Toronto stands to greatly benefit economically from a new casino, but some of the city’s residents and surrounding communities are also likely to suffer health risks as a result, a new report finds.

The findings, released Monday by Toronto’s city manager, highlight the issues that will be up for public debate in Toronto's consideration of hosting a casino here.

The report comes exactly one week ahead of a discussion scheduled on the topic by Mayor Rob Ford's executive committee.

In comments earlier this month, Mayor Ford has said he’s in favour of a building a casino in the city, “if it benefits the taxpayers, we can make money and it creates good, paying jobs.”

According to the report, the city stands to reap a host of benefits in the event a casino is built here, including:

  • Between $0.8 billion and $2.4 billion in new construction spending, depending on where and what is built;
  • Between 2,700 and 7,300 net new jobs, also contingent on what is built and where;
  • The injection of an additional $27 million per year in property taxes, in the case of an "integrated entertainment complex," or up to $10 million in the case of a standalone casino only.

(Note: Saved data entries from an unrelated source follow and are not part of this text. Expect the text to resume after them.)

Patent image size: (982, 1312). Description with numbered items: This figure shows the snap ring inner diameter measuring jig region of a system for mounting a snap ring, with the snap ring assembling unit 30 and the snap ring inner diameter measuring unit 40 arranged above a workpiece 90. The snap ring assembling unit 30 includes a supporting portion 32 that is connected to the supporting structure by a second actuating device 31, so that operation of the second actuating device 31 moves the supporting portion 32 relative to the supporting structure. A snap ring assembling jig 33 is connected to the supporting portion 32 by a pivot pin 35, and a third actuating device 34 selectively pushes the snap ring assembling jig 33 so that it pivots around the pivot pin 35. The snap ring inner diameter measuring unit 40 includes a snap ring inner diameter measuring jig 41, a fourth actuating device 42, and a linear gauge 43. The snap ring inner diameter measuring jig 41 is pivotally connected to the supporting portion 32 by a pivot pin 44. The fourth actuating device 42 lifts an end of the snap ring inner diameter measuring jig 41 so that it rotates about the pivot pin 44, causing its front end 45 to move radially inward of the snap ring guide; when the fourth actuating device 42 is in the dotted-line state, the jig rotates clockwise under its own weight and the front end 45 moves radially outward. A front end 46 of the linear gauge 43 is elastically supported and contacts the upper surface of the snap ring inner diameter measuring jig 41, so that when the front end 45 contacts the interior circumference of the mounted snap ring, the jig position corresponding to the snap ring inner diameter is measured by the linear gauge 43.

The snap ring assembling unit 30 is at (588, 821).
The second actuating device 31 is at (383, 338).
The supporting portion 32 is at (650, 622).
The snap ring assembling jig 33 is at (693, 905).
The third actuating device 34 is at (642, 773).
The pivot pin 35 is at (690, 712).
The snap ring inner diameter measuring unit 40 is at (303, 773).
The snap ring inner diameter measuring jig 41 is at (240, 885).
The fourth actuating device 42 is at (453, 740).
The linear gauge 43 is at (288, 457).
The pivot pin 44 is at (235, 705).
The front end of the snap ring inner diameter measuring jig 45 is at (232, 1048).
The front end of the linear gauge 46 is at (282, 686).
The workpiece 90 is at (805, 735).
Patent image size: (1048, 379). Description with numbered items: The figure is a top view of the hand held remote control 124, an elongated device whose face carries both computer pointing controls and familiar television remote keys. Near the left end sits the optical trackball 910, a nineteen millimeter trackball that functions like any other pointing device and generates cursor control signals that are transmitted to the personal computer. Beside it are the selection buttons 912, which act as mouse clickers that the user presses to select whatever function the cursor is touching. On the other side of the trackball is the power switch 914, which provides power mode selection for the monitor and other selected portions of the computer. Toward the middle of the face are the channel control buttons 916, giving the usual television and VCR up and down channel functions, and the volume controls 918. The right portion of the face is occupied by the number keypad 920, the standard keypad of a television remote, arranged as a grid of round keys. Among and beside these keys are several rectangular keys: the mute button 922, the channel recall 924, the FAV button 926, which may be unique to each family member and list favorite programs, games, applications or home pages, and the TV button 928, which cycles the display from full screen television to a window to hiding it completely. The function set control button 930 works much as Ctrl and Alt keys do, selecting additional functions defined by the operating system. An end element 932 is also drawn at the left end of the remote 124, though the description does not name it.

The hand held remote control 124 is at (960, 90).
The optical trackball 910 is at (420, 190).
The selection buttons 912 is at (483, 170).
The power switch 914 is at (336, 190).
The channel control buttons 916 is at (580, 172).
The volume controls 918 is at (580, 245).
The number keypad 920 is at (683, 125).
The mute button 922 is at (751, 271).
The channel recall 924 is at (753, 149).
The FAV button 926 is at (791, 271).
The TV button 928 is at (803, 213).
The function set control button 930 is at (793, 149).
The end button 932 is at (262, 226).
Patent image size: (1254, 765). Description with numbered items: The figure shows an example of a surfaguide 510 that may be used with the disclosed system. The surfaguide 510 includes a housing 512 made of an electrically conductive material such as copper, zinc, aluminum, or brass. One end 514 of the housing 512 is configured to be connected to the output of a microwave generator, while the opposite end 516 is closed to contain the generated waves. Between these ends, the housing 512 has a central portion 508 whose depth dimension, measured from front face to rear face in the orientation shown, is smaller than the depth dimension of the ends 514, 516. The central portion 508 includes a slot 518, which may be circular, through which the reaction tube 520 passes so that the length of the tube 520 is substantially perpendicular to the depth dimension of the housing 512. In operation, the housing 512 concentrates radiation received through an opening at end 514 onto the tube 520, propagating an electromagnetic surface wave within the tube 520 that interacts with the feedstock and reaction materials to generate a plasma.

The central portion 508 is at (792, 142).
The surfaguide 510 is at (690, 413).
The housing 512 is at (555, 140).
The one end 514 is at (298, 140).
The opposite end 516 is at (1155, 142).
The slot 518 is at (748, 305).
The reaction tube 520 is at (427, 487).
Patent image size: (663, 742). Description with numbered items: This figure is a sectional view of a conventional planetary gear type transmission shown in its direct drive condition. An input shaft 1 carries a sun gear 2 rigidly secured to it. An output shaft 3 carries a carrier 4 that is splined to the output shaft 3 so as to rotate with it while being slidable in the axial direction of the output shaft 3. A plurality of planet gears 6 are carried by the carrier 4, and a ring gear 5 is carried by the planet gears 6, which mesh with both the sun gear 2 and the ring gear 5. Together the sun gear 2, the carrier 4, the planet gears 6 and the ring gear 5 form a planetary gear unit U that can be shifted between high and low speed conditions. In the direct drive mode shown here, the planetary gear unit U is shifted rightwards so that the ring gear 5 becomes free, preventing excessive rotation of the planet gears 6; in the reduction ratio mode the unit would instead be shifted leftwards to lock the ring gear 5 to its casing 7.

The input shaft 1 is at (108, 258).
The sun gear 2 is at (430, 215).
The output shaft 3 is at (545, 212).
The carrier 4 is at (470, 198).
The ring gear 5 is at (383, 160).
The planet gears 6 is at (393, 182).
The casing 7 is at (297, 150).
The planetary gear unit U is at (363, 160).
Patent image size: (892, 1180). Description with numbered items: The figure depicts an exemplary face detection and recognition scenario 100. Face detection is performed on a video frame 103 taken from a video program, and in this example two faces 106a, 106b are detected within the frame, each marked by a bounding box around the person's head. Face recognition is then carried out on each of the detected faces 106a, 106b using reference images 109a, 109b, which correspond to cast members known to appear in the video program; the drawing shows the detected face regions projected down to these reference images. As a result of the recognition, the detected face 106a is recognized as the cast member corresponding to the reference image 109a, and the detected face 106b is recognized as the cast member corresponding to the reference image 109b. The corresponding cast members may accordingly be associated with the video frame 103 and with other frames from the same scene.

But the report also notes the findings of Toronto's Medical Officer of Health, who concluded in his own technical briefing, "that increasing access to gambling through any means (including a casino) is associated with an increase in the prevalence of problem gambling, which presently affects 0.2 per cent of the population."

In that light, the city staff report released suggests Toronto would be wise to locate any casino within its jurisdiction. "If a casino is located in the C1 zone but outside Toronto, as is possible through the OLG process, the city would have less ability to shape the development proposal and would not participate in any revenue sharing," the report states.

The C1 zone refers to possible locations in areas including the downtown waterfront, a western section including south-western parts of the city and south-eastern Mississauga, as well as areas along Highway 407 in Markham and Richmond Hill.

Since the head of the Ontario Lottery and Gaming Corporation Paul Godfrey and Ontario Finance Minister Dwight Duncan announced plans last March to generate an additional $1.3 billion in annual revenue through the creation of a privately built gambling venue in the Toronto area, a number of casino resort companies have expressed interest in running the facility.

On its website, The Canadian Gaming Association claims 54 per cent of Toronto residents support the idea of a new casino in the city. It also claims a casino would create 12,000 permanent jobs in the city and millions in tourism revenue.

But opponents, including Councillor Adam Vaughan, counter that claims about its economic impact have been overblown at the same time as its potential pitfalls have been downplayed.